第十次远征,那是帝国历史上最悲惨的一次深空探索。
说主导这次远征的第四舰队,明明清点的时候资源是足够的,可当上了战场时,军雌们才发现资源至少丢了四分之一。
四分之一是什么概念,意味着每有二十个军雌受伤,就有五个得不到有效治疗。
在远征过程中遭遇强敌,伤亡惨重,当时第四舰队的总指挥官下令返航,但在准备穿过跃迁门的时候,发现那里已经聚集了一大片的异种,这个时候跃迁无异于把异种直接带去帝国。
于是,整个第四舰队不得不把异种引到了不会波及跃迁门的地方,与之血战。那一次整个第四舰队全军覆没,几万军雌牺牲,总指挥官殉国。
直到今日,军部也没有彻底查出来到底是谁私吞了这四分之一的物资。他们推了一个虫出来做替罪羊,那个虫最终在狱中选择自尽,便没有下文了。

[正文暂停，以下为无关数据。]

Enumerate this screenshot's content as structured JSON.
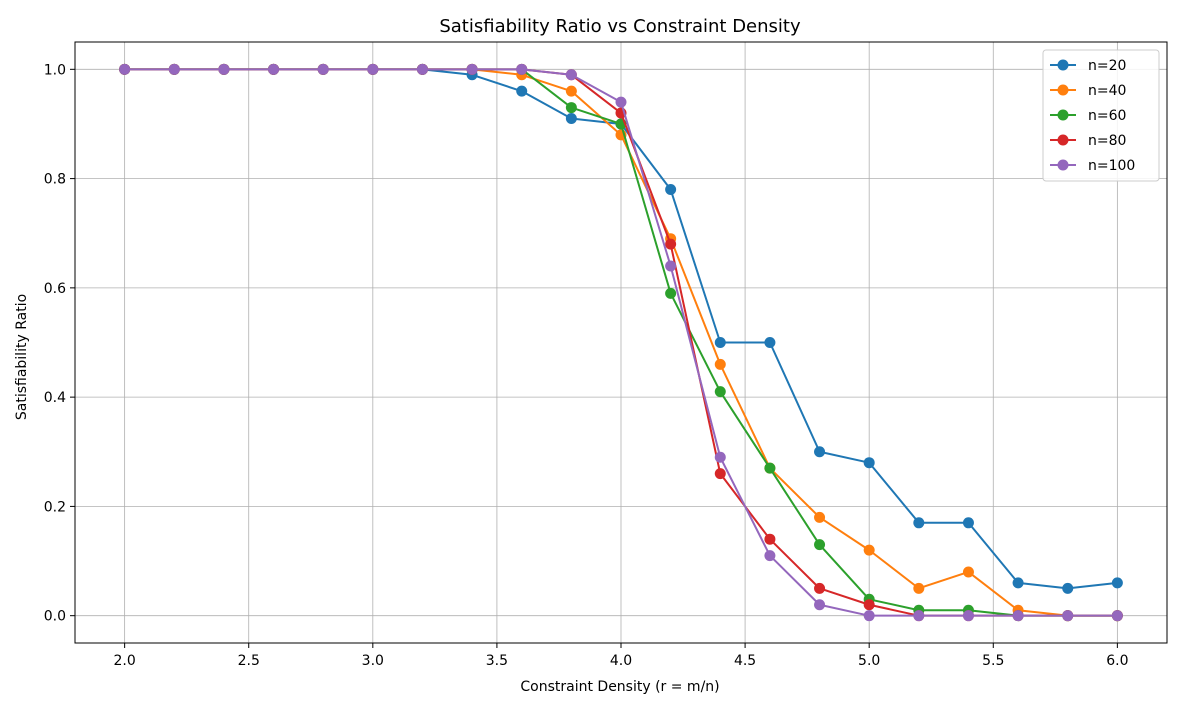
{
  "chart_data": {
    "type": "line",
    "title": "Satisfiability Ratio vs Constraint Density",
    "xlabel": "Constraint Density (r = m/n)",
    "ylabel": "Satisfiability Ratio",
    "xlim": [
      1.8,
      6.2
    ],
    "ylim": [
      -0.05,
      1.05
    ],
    "xticks": [
      "2.0",
      "2.5",
      "3.0",
      "3.5",
      "4.0",
      "4.5",
      "5.0",
      "5.5",
      "6.0"
    ],
    "yticks": [
      "0.0",
      "0.2",
      "0.4",
      "0.6",
      "0.8",
      "1.0"
    ],
    "grid": true,
    "legend_position": "top-right",
    "x": [
      2.0,
      2.2,
      2.4,
      2.6,
      2.8,
      3.0,
      3.2,
      3.4,
      3.6,
      3.8,
      4.0,
      4.2,
      4.4,
      4.6,
      4.8,
      5.0,
      5.2,
      5.4,
      5.6,
      5.8,
      6.0
    ],
    "series": [
      {
        "name": "n=20",
        "color": "#1f77b4",
        "values": [
          1.0,
          1.0,
          1.0,
          1.0,
          1.0,
          1.0,
          1.0,
          0.99,
          0.96,
          0.91,
          0.9,
          0.78,
          0.5,
          0.5,
          0.3,
          0.28,
          0.17,
          0.17,
          0.06,
          0.05,
          0.06
        ]
      },
      {
        "name": "n=40",
        "color": "#ff7f0e",
        "values": [
          1.0,
          1.0,
          1.0,
          1.0,
          1.0,
          1.0,
          1.0,
          1.0,
          0.99,
          0.96,
          0.88,
          0.69,
          0.46,
          0.27,
          0.18,
          0.12,
          0.05,
          0.08,
          0.01,
          0.0,
          0.0
        ]
      },
      {
        "name": "n=60",
        "color": "#2ca02c",
        "values": [
          1.0,
          1.0,
          1.0,
          1.0,
          1.0,
          1.0,
          1.0,
          1.0,
          1.0,
          0.93,
          0.9,
          0.59,
          0.41,
          0.27,
          0.13,
          0.03,
          0.01,
          0.01,
          0.0,
          0.0,
          0.0
        ]
      },
      {
        "name": "n=80",
        "color": "#d62728",
        "values": [
          1.0,
          1.0,
          1.0,
          1.0,
          1.0,
          1.0,
          1.0,
          1.0,
          1.0,
          0.99,
          0.92,
          0.68,
          0.26,
          0.14,
          0.05,
          0.02,
          0.0,
          0.0,
          0.0,
          0.0,
          0.0
        ]
      },
      {
        "name": "n=100",
        "color": "#9467bd",
        "values": [
          1.0,
          1.0,
          1.0,
          1.0,
          1.0,
          1.0,
          1.0,
          1.0,
          1.0,
          0.99,
          0.94,
          0.64,
          0.29,
          0.11,
          0.02,
          0.0,
          0.0,
          0.0,
          0.0,
          0.0,
          0.0
        ]
      }
    ]
  }
}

如今的第四舰队重新经过整编,但这件事仍如迷雾般在每个军雌头顶挥之不去。
“莱哲在第四舰队担任军医的时候,有一位恩重如山的前辈,那位前辈把他从死人堆里挖出来,在舰队也对他多加照拂,他们关系很好。直到他们一起参加了这第十次远征。”
艾露里浑身一凛:“难道……”
“莱哲没有说具体情况,但我猜……那位前辈应该是不幸牺牲了。”斯塔尔说,“那之后,莱哲就再也没回过军部,被标记为MIA,直到被我从黑市里找到。”
“前辈的名字是?”
“我不清楚,也没办法问。莱哲只提起过,前辈很喜欢威尔德的诗。”
“我以为您会去查。”在艾露里的印象里,斯塔尔应该是习惯掌控一切的那种人。
斯塔尔感觉挺无语,他又不是那种喜欢窥探下属隐私的变态,“每个人都有秘密,我只需要确认他不会背叛我,就足够了。”
“您之后能去问问吗?关于前辈的事。”
斯塔尔真不想去,他很不擅长这种事。
但是在艾露里满怀期待的目光中,他跟被迷了心窍似的就同意了。
“我知道了,你还记得签名的样子吗?”
艾露里点点头。
斯塔尔旋即开始在光脑上搜索着什么,他的指尖弹琴般在键盘上跃动,随后他把屏幕转到艾露里的方向。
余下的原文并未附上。